# Whirlpool Fridge Ice Maker just quit



## AAA Gutter (Feb 10, 2009)

I'm not sure about the emitter and all of that stuff but,

I have a Whirlpool fridge that the water line will freeze where it enters the back of the freezer box.

I use a hair dryer to melt the ice and it will start working again.

Kinda simple.....but maybe...


----------



## igorlord (Feb 21, 2009)

I found the problem. It is not a frozen water line (that's easy to check -- just disconnect the water connector on the back and blow into the tube).

Also, the solenoid is fine -- swapped the connectors for the ice-maker solenoid and water dispenser solenoid (they are right next to each other) -- dispeser flap activates the ice-maker solenoid but no water comes out of dispenser now any time in the cycle.

The Ice-Maker repair manual was a big help (and this link would do http://www.applianceaid.com/icemaker-modual.html) -- icemaker is getting power, the motor is doing its harvesting cycle, but no voltage ever between V&N! Disassembled the ice-maker and saw a completely burned out power connector (on L trace) to the heating unit! Removed the motor, jumpered the board to bypass the heater (and thermostat), and the manual spinning of the wheel gets me continuity on V-L at the right time in the cycle!

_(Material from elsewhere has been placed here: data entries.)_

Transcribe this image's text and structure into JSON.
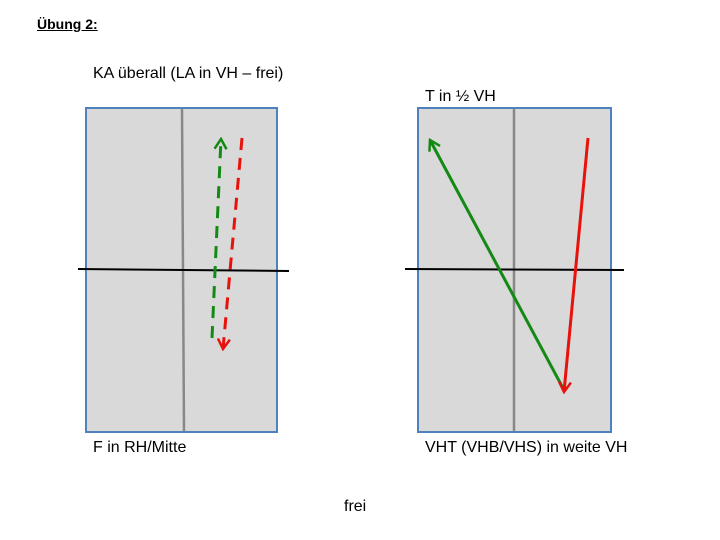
{
  "title": "Übung 2:",
  "labels": {
    "left_top": "KA überall (LA in VH – frei)",
    "right_top": "T in ½ VH",
    "left_bottom": "F in RH/Mitte",
    "right_bottom": "VHT (VHB/VHS) in weite VH",
    "bottom_center": "frei"
  },
  "colors": {
    "field_fill": "#d9d9d9",
    "field_border": "#4f81bd",
    "center_line": "#888888",
    "cross_line": "#000000",
    "green_arrow": "#138a13",
    "red_arrow": "#e8120c"
  }
}
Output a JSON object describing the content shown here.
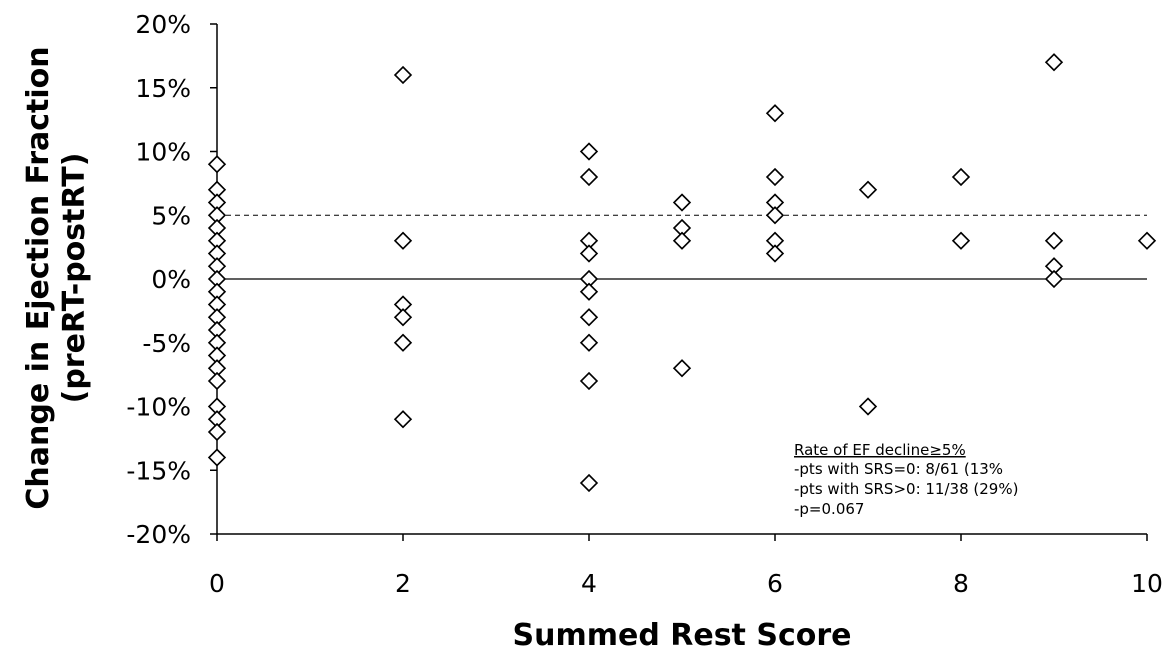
{
  "chart_data": {
    "type": "scatter",
    "title": "",
    "xlabel": "Summed Rest Score",
    "ylabel_line1": "Change in Ejection Fraction",
    "ylabel_line2": "(preRT-postRT)",
    "xlim": [
      0,
      10
    ],
    "ylim": [
      -20,
      20
    ],
    "x_ticks": [
      0,
      2,
      4,
      6,
      8,
      10
    ],
    "y_ticks": [
      -20,
      -15,
      -10,
      -5,
      0,
      5,
      10,
      15,
      20
    ],
    "y_tick_labels": [
      "-20%",
      "-15%",
      "-10%",
      "-5%",
      "0%",
      "5%",
      "10%",
      "15%",
      "20%"
    ],
    "grid": false,
    "marker": "open-diamond",
    "reference_lines": [
      {
        "y": 0,
        "style": "solid"
      },
      {
        "y": 5,
        "style": "dashed"
      }
    ],
    "points": [
      [
        0,
        9
      ],
      [
        0,
        7
      ],
      [
        0,
        6
      ],
      [
        0,
        5
      ],
      [
        0,
        4
      ],
      [
        0,
        3
      ],
      [
        0,
        2
      ],
      [
        0,
        1
      ],
      [
        0,
        0
      ],
      [
        0,
        -1
      ],
      [
        0,
        -2
      ],
      [
        0,
        -3
      ],
      [
        0,
        -4
      ],
      [
        0,
        -5
      ],
      [
        0,
        -6
      ],
      [
        0,
        -7
      ],
      [
        0,
        -8
      ],
      [
        0,
        -10
      ],
      [
        0,
        -11
      ],
      [
        0,
        -12
      ],
      [
        0,
        -14
      ],
      [
        2,
        16
      ],
      [
        2,
        3
      ],
      [
        2,
        -2
      ],
      [
        2,
        -3
      ],
      [
        2,
        -5
      ],
      [
        2,
        -11
      ],
      [
        4,
        10
      ],
      [
        4,
        8
      ],
      [
        4,
        3
      ],
      [
        4,
        2
      ],
      [
        4,
        0
      ],
      [
        4,
        -1
      ],
      [
        4,
        -3
      ],
      [
        4,
        -5
      ],
      [
        4,
        -8
      ],
      [
        4,
        -16
      ],
      [
        5,
        6
      ],
      [
        5,
        4
      ],
      [
        5,
        3
      ],
      [
        5,
        -7
      ],
      [
        6,
        13
      ],
      [
        6,
        8
      ],
      [
        6,
        6
      ],
      [
        6,
        5
      ],
      [
        6,
        3
      ],
      [
        6,
        2
      ],
      [
        7,
        7
      ],
      [
        7,
        -10
      ],
      [
        8,
        8
      ],
      [
        8,
        3
      ],
      [
        9,
        17
      ],
      [
        9,
        3
      ],
      [
        9,
        1
      ],
      [
        9,
        0
      ],
      [
        10,
        3
      ]
    ],
    "annotation": {
      "heading": "Rate of EF decline≥5%",
      "lines": [
        "-pts with SRS=0:  8/61 (13%",
        "-pts with  SRS>0:  11/38 (29%)",
        "-p=0.067"
      ]
    }
  }
}
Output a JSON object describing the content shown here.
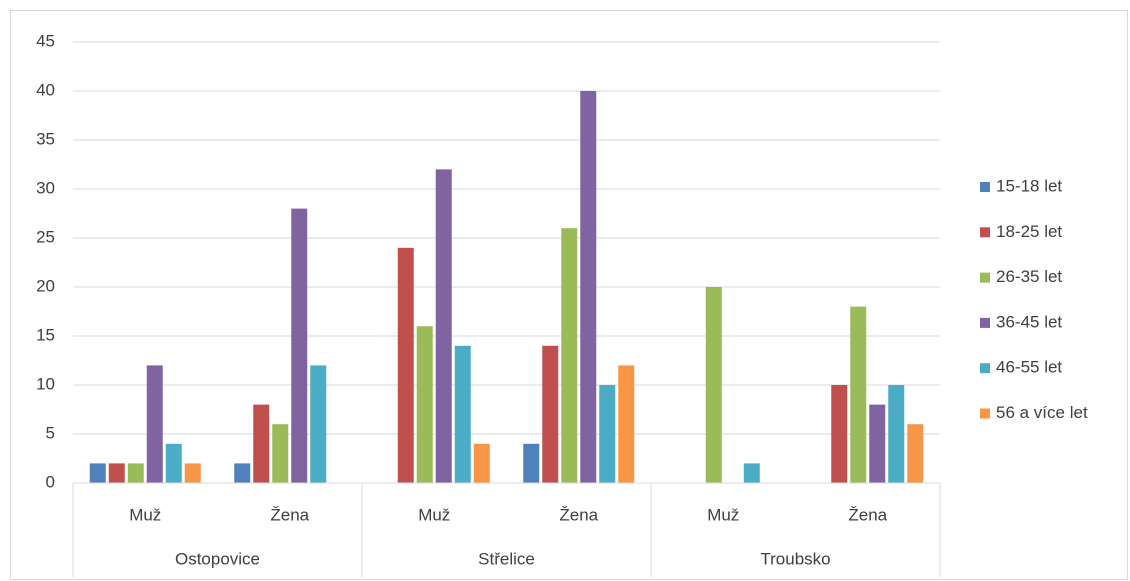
{
  "chart_data": {
    "type": "bar",
    "categories": [
      "Muž",
      "Žena",
      "Muž",
      "Žena",
      "Muž",
      "Žena"
    ],
    "groups": [
      "Ostopovice",
      "Střelice",
      "Troubsko"
    ],
    "series": [
      {
        "name": "15-18 let",
        "color": "#4f81bd",
        "values": [
          2,
          2,
          0,
          4,
          0,
          0
        ]
      },
      {
        "name": "18-25 let",
        "color": "#c0504d",
        "values": [
          2,
          8,
          24,
          14,
          0,
          10
        ]
      },
      {
        "name": "26-35 let",
        "color": "#9bbb59",
        "values": [
          2,
          6,
          16,
          26,
          20,
          18
        ]
      },
      {
        "name": "36-45 let",
        "color": "#8064a2",
        "values": [
          12,
          28,
          32,
          40,
          0,
          8
        ]
      },
      {
        "name": "46-55 let",
        "color": "#4bacc6",
        "values": [
          4,
          12,
          14,
          10,
          2,
          10
        ]
      },
      {
        "name": "56 a více let",
        "color": "#f79646",
        "values": [
          2,
          0,
          4,
          12,
          0,
          6
        ]
      }
    ],
    "ylim": [
      0,
      45
    ],
    "yticks": [
      0,
      5,
      10,
      15,
      20,
      25,
      30,
      35,
      40,
      45
    ],
    "grid": true,
    "legend": "right"
  }
}
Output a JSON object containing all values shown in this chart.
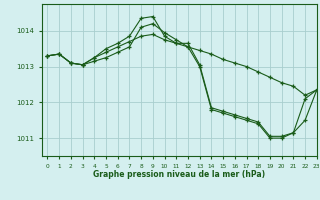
{
  "title": "Graphe pression niveau de la mer (hPa)",
  "background_color": "#d4efef",
  "line_color": "#1a5c1a",
  "grid_color": "#a8cece",
  "xlim": [
    -0.5,
    23
  ],
  "ylim": [
    1010.5,
    1014.75
  ],
  "yticks": [
    1011,
    1012,
    1013,
    1014
  ],
  "xticks": [
    0,
    1,
    2,
    3,
    4,
    5,
    6,
    7,
    8,
    9,
    10,
    11,
    12,
    13,
    14,
    15,
    16,
    17,
    18,
    19,
    20,
    21,
    22,
    23
  ],
  "hours": [
    0,
    1,
    2,
    3,
    4,
    5,
    6,
    7,
    8,
    9,
    10,
    11,
    12,
    13,
    14,
    15,
    16,
    17,
    18,
    19,
    20,
    21,
    22,
    23
  ],
  "series1": [
    1013.3,
    1013.35,
    1013.1,
    1013.05,
    1013.25,
    1013.5,
    1013.65,
    1013.85,
    1014.35,
    1014.4,
    1013.85,
    1013.65,
    1013.65,
    1013.05,
    1011.85,
    1011.75,
    1011.65,
    1011.55,
    1011.45,
    1011.05,
    1011.05,
    1011.15,
    1012.1,
    1012.35
  ],
  "series2": [
    1013.3,
    1013.35,
    1013.1,
    1013.05,
    1013.25,
    1013.4,
    1013.55,
    1013.7,
    1013.85,
    1013.9,
    1013.75,
    1013.65,
    1013.55,
    1013.45,
    1013.35,
    1013.2,
    1013.1,
    1013.0,
    1012.85,
    1012.7,
    1012.55,
    1012.45,
    1012.2,
    1012.35
  ],
  "series3": [
    1013.3,
    1013.35,
    1013.1,
    1013.05,
    1013.15,
    1013.25,
    1013.4,
    1013.55,
    1014.1,
    1014.2,
    1013.95,
    1013.75,
    1013.55,
    1013.0,
    1011.8,
    1011.7,
    1011.6,
    1011.5,
    1011.4,
    1011.0,
    1011.0,
    1011.15,
    1011.5,
    1012.35
  ]
}
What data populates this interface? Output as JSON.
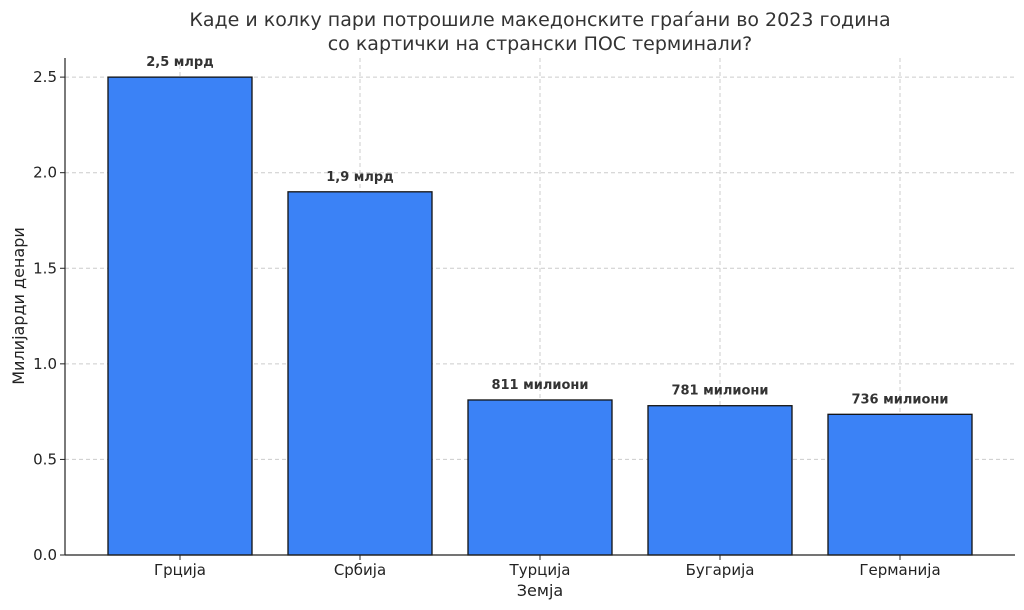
{
  "chart_data": {
    "type": "bar",
    "title_lines": [
      "Каде и колку пари потрошиле македонските граѓани во 2023 година",
      "со картички на странски ПОС терминали?"
    ],
    "xlabel": "Земја",
    "ylabel": "Милијарди денари",
    "categories": [
      "Грција",
      "Србија",
      "Турција",
      "Бугарија",
      "Германија"
    ],
    "values": [
      2.5,
      1.9,
      0.811,
      0.781,
      0.736
    ],
    "data_labels": [
      "2,5 млрд",
      "1,9 млрд",
      "811 милиони",
      "781 милиони",
      "736 милиони"
    ],
    "ylim": [
      0,
      2.6
    ],
    "yticks": [
      0.0,
      0.5,
      1.0,
      1.5,
      2.0,
      2.5
    ],
    "ytick_labels": [
      "0.0",
      "0.5",
      "1.0",
      "1.5",
      "2.0",
      "2.5"
    ],
    "grid": true,
    "bar_color": "#3b82f6",
    "bar_edge_color": "#111111"
  }
}
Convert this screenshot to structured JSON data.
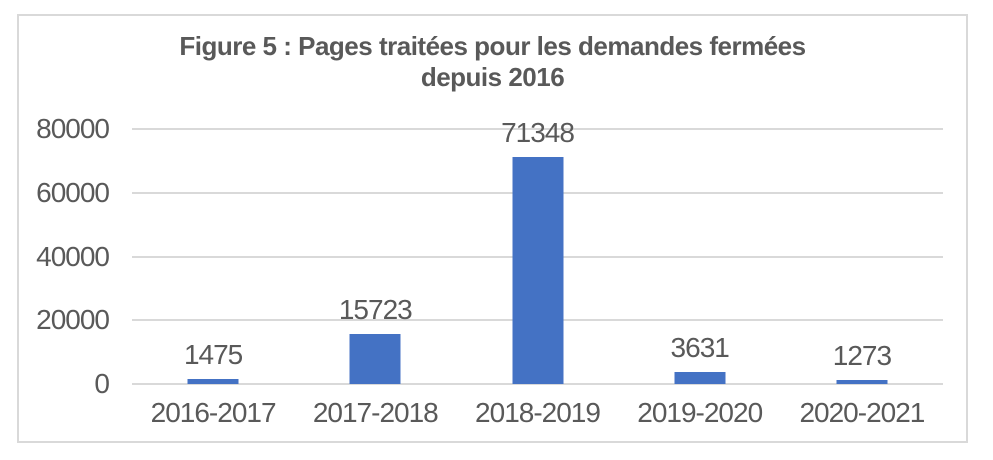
{
  "chart_data": {
    "type": "bar",
    "title_line1": "Figure 5 : Pages traitées pour les demandes fermées",
    "title_line2": "depuis 2016",
    "categories": [
      "2016-2017",
      "2017-2018",
      "2018-2019",
      "2019-2020",
      "2020-2021"
    ],
    "values": [
      1475,
      15723,
      71348,
      3631,
      1273
    ],
    "data_labels": [
      "1475",
      "15723",
      "71348",
      "3631",
      "1273"
    ],
    "yticks": [
      0,
      20000,
      40000,
      60000,
      80000
    ],
    "ylim": [
      0,
      80000
    ],
    "grid": true,
    "legend": "none",
    "bar_color": "#4472C4",
    "grid_color": "#D9D9D9",
    "text_color": "#595959",
    "title_color": "#595959",
    "border_color": "#D9D9D9"
  }
}
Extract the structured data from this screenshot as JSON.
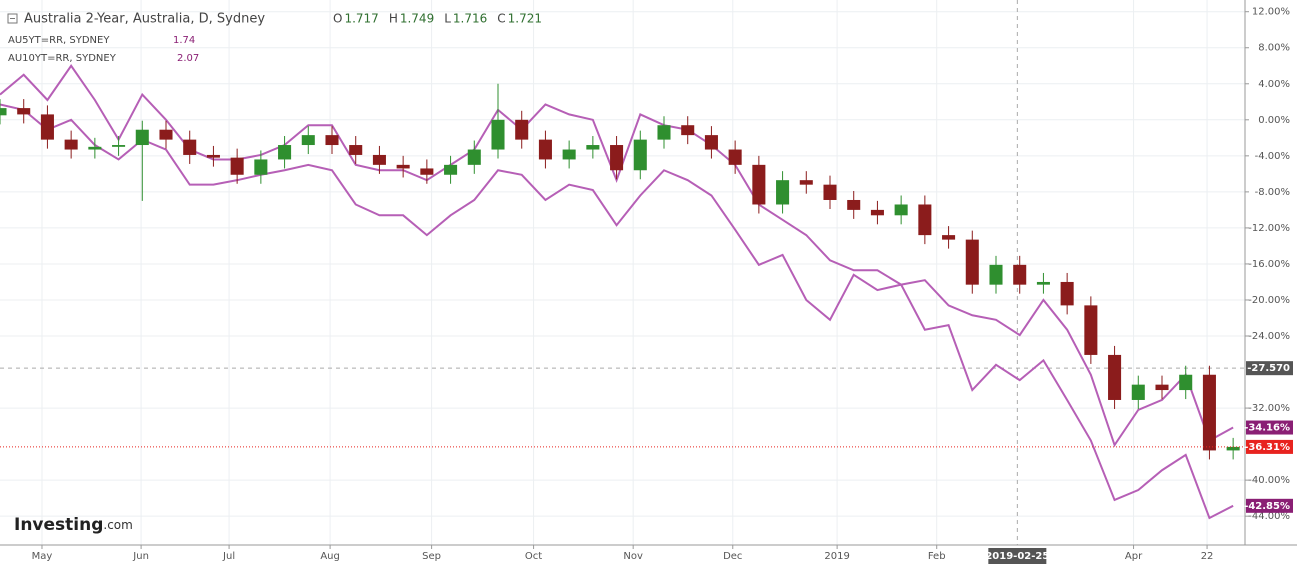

So I bet the optics were ok. Thecircuit must be running the valve solenoid through the heater coils...

I ordered a new motor unit (since I did not feel like trying to solder a new connector). We'll see whether this will fix the problem (I sure hope so).


----------



## igorlord (Feb 21, 2009)

P.S. I was able to get the LED to light up -- it will only do so when the power is cycled. Then it would light for 5 sec -- "all systems nominal" indicator. So I figure, it is "old style" optics and the icemaker is confused and thinks it is always in the harvesting mode.


----------



## sv9779 (Sep 19, 2008)

If the icemaker is running the optics are ok. They simply kill power to the icemaker so it can't cycle. The water valve is energized through the heater. If the contacts on the heater are burnt it won't be long before it ruins the new motor module. Usually the best solution is a new icemaker. That way all the heater and module contacts are new. If you don't replace the whole icemaker try to clean the heater contacts so they won't arc. There is some current going through there and it doesn't take much pitting for it to start arcing again.


----------



## igorlord (Feb 21, 2009)

Thanks for a very informed reply!!!

That's exactly what I did: cleaned up the heater (and other) leads and put in a new motor unit. The heater lead had some traces of oxidation (green color), so I cleaned it up. I'll check on it in a year or so (if I do not forget). I paid $23 for a new motor unit, so I'll take a chance. :laughing:


----------